Making an impact on the 21st century will require the vision, cooperation and collaboration of all three U. of I. campuses.
That was the message of Timothy L. Killeen as he delivered a town hall meeting address May 18 to a near-capacity crowd and began his tenure as the university’s 20th president.
The event, held in the Tryon Festival Theatre at Krannert Center for the Performing Arts and followed by a reception, included remarks by the three campus chancellors and a question-and-answer session led by Killeen.
Despite the challenges that lie ahead, Killeen said that as president, he will protect the university’s world-renowned reputation at all costs and keep students and public service as the core foundations of its work.
It won’t be successful unless everyone contributes, he said.
“There is nothing stronger than a shared vision,” said Killeen, who has been directed by the U. of I. Board of Trustees to develop a strategic plan to guide the university’s future. He said the process will be inclusive, melding the campuses’ strategic plans and input from the university community into a single working document.
He said his immediate priorities include responding to the findings of a university task force that is currently reviewing university programs for efficiencies, starting with the administration, and formulating a response to threatened state budget cuts.
He said he would like the result of a June leadership conference to be the creation of a “readable document” on the guiding principles behind university decision-making.
“We will move aggressively on several fronts,” he said. “Teamwork and mutual respect will be the way to do business on campus.”
Intercampus collaboration will be emphasized on his watch, he said, as will the increased development of partnerships with government and industry.
The end result will be even more life-enhancing discoveries by a thriving academic community.
“The word ‘public’ is very meaningful to me,” he said. “We’ll be defining what the land grant means in the 21st century. This is a defining moment for us.”
Killeen recalled the words of U. of I.’s fourth president, Edmund J. James, who said higher education “is fundamental to human progress” as well as the “scientific arm of the government.”
Killeen, a geophysicist and space scientist, was the vice chancellor for research and the president of the research foundation in the 64-campus State Universities of New York system.
He said he is confident he can improve communication and collaboration between the three U. of I. campuses.
Killeen said he would work tirelessly to lift the university from its place among the world’s best to a place where it is the very best.
“We’re going to move forward with large aspirations,” he said. “I’m somewhere between freaked out and excited. My every waking effort will be all Illinois all the time.”
He said he is not one to see the proverbial glass as just half empty or half full.
“My personal glass is always half full and then some.”
Killeen addressed several issues during the question-and-answer session.

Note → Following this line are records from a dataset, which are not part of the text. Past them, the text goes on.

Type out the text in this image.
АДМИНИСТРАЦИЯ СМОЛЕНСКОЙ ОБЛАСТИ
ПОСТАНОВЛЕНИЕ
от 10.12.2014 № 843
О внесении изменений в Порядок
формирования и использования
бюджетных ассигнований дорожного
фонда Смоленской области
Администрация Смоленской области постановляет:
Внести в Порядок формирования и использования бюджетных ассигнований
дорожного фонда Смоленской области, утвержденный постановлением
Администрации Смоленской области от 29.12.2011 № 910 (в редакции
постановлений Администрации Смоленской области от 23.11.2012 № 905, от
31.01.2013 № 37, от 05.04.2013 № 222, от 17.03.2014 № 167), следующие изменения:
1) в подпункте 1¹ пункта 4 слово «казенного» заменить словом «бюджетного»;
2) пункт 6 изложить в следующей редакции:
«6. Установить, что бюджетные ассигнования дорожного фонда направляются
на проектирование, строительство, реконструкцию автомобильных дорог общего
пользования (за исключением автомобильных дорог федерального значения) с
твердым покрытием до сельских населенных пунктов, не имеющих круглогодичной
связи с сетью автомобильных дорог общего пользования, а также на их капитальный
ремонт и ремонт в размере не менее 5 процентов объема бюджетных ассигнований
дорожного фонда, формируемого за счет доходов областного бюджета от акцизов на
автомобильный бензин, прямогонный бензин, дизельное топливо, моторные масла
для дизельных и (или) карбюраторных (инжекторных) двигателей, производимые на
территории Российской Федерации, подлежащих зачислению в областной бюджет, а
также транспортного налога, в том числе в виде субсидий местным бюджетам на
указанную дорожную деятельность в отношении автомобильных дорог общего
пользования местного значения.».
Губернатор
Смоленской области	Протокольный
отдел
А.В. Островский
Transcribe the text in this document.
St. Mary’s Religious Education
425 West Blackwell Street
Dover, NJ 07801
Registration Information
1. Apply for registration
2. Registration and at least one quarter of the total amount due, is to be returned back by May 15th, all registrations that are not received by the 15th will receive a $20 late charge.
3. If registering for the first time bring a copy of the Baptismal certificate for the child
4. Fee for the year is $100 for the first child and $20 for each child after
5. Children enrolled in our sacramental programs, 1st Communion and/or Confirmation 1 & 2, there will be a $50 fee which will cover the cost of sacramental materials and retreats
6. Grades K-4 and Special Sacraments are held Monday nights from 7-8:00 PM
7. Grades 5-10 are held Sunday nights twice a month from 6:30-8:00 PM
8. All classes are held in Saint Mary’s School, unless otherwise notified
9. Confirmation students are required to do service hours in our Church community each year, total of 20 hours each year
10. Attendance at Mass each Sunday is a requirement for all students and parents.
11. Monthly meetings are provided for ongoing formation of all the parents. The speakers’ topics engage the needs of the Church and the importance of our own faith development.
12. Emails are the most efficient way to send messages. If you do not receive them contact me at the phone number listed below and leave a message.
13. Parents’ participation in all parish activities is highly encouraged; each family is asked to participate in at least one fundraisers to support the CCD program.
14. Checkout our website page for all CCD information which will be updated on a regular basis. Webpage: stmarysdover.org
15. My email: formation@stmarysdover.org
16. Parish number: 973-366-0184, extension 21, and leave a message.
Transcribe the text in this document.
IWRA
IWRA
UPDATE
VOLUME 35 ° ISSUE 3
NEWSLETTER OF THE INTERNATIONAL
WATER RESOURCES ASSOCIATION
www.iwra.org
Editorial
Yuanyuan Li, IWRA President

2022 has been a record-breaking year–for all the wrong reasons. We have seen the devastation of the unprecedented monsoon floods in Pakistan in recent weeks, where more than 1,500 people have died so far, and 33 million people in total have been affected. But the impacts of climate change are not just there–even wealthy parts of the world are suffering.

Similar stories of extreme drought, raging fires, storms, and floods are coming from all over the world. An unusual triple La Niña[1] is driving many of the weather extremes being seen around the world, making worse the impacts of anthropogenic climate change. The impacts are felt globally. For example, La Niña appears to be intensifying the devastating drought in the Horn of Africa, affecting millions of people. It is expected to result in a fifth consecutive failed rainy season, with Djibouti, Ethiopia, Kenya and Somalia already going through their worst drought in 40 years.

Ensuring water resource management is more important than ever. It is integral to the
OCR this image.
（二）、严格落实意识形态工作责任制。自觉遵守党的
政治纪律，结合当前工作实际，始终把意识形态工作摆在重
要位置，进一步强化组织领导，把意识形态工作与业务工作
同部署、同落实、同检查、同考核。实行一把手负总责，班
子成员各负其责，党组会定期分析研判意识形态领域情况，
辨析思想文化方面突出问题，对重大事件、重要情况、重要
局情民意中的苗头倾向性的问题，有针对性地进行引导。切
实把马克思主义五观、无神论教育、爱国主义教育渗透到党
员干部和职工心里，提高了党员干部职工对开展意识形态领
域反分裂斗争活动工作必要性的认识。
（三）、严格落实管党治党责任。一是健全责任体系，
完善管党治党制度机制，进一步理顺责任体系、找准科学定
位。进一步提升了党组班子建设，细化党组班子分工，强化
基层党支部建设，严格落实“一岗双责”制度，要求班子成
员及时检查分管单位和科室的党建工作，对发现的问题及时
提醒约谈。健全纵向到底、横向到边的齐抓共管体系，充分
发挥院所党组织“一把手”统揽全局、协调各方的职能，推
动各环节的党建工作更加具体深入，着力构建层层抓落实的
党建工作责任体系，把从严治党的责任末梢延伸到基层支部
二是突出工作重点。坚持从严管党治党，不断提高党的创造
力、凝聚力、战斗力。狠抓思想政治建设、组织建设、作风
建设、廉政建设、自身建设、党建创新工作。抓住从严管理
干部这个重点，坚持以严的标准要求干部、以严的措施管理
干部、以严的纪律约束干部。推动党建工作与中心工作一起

He told one questioner that while university officials had spent much time advocating for employees and reminding legislators of the direct economic return from higher education investment, the need for resource stewardship has never been greater.
“We’re making every case we have (for adequate funding),” he said. “But we have to make sure we’re doing our part to be as efficient and effective as possible. We can’t sacrifice excellence.”
Killeen told another questioner who asked about the future of liberal arts and small programs on campus that economics should not be the sole measure of university academic programs.
“Vitality and vibrancy on campus flows out of these pursuits,” he said. “Things shouldn’t displace one another.”
He said his plan to increase on- and off-campus connections would lead to new collaborations that may even revitalize some of those sometimes overlooked disciplines.
Killeen told another questioner that he “passionately” supports academic freedom.
He said he already had met with local leaders of the American Association of University Professors to discuss the university’s response to possible censure and the issue of civility as it relates to freedom of speech.
He said he also foresees helping formulate a “best model for civic engagement” to guide campus discussions and avoid confusion in the future.
“I think we need a model of best practices,” he said. “We need to stand for elevated discourse.”
Other topics raised in the Q-and-A session included a student organization asking that the U. of I. divest from the coal industry, union groups asking for negotiation and representation improvements, and a call to revisit equal pay issues.
Killeen’s presentation also is being made to UIC, UIS and the Rockford and Peoria satellite campuses.
Chancellor Phyllis M. Wise, in her address, said the campuses were being asked “to reinvent ourselves” because the foundation on which they are operating was created in the 19th century.
She said Killeen’s call to parlay the power of the three campuses would enhance the impact of all of them.
“It’s an opportunity to redefine what a state university system is,” she said. “This is absolutely the right time. The timing is almost perfect.”